LaViDA: Latent Visitation Distribution Alignment for Mathematical Reasoning
LaViDA asks whether outcome-only GRPO leaves useful reasoning structure on the table. Correct rollouts are projected through a frozen latent encoder, then aligned toward verified expert traces. The current result is deliberately honest: simple nearest-expert alignment is promising under sampling, while the learned chi-square critic is not yet reward-aligned.
- Built Qwen2.5-Math-7B GRPO training with LoRA-r64, vLLM, FlashAttention, and single-H100 rollout scaling.

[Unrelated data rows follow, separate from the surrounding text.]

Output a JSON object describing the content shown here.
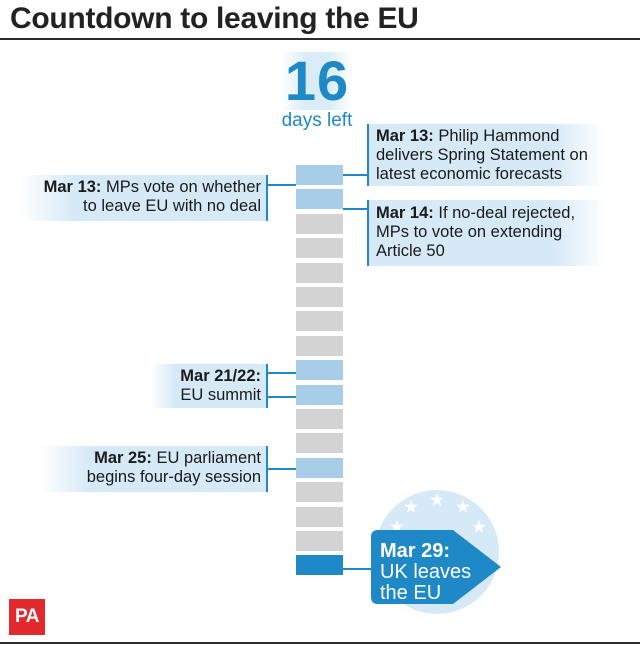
{
  "title": "Countdown to leaving the EU",
  "counter": {
    "number": "16",
    "label": "days left"
  },
  "days": [
    "light",
    "light",
    "grey",
    "grey",
    "grey",
    "grey",
    "grey",
    "grey",
    "light",
    "light",
    "grey",
    "grey",
    "light",
    "grey",
    "grey",
    "grey",
    "dark"
  ],
  "notes": {
    "hammond": {
      "date": "Mar 13:",
      "text1": " Philip Hammond",
      "text2": "delivers Spring Statement on",
      "text3": "latest economic forecasts"
    },
    "mps_vote": {
      "date": "Mar 13:",
      "text1": " MPs vote on whether",
      "text2": "to leave EU with no deal"
    },
    "article50": {
      "date": "Mar 14:",
      "text1": " If no-deal rejected,",
      "text2": "MPs to vote on extending",
      "text3": "Article 50"
    },
    "summit": {
      "date": "Mar 21/22:",
      "text2": "EU summit"
    },
    "parliament": {
      "date": "Mar 25:",
      "text1": " EU parliament",
      "text2": "begins four-day session"
    }
  },
  "final": {
    "date": "Mar 29:",
    "line1": "UK leaves",
    "line2": "the EU"
  },
  "logo": "PA",
  "colors": {
    "accent": "#1f88c6",
    "light_day": "#a7cde8",
    "grey_day": "#d3d3d3",
    "note_bg": "#d6e9f7",
    "logo_red": "#e3292e"
  }
}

- Constructed self and Oracle-augmented expert pools: 8,963 self traces plus 3,354 filtered 72B traces embedded on the 7B manifold.

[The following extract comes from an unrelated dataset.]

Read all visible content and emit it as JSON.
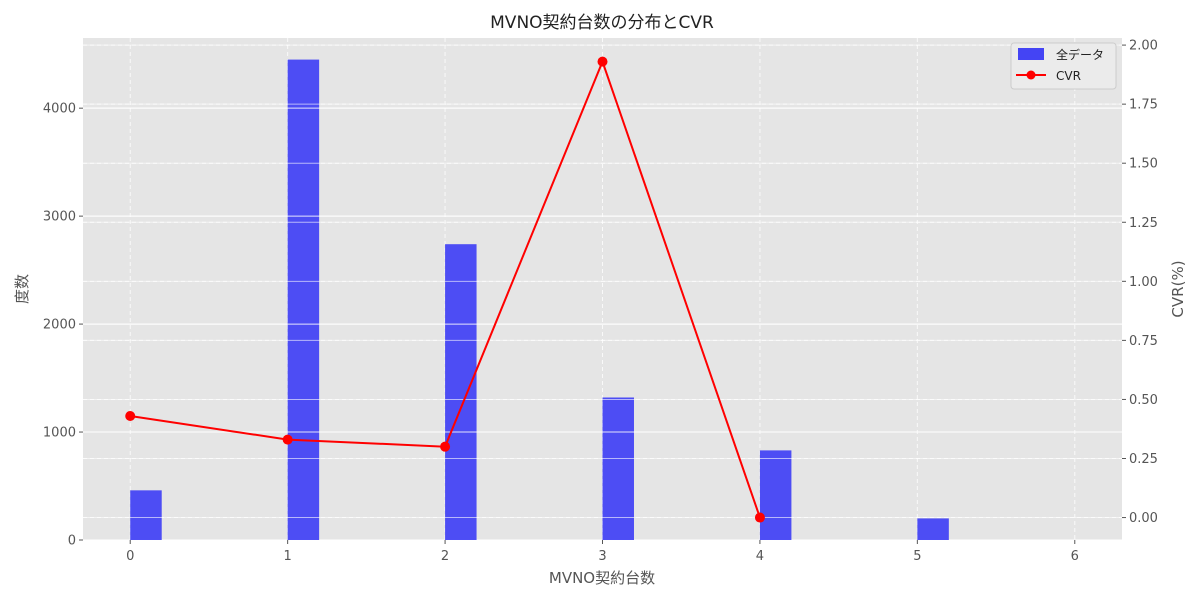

- D_OracleAug ties GRPO on greedy MATH-500 but improves n=8 mean correctness by +4.70pp, p=0.0069.
- On the harder MATH-500 L4-5 subset, the same branch improves n=8 mean correctness by +5.77pp, p=0.0429.
- Chi-square density-ratio matching was null; the post-BTP direction is CR-LaViDA, a prompt-exclusive InfoNCE reformulation.
MATH-500 n=8 mean correctness
Seed-0 read: SFT wins greedy; D_OracleAug and SFT are statistically indistinguishable under n=8 sampling.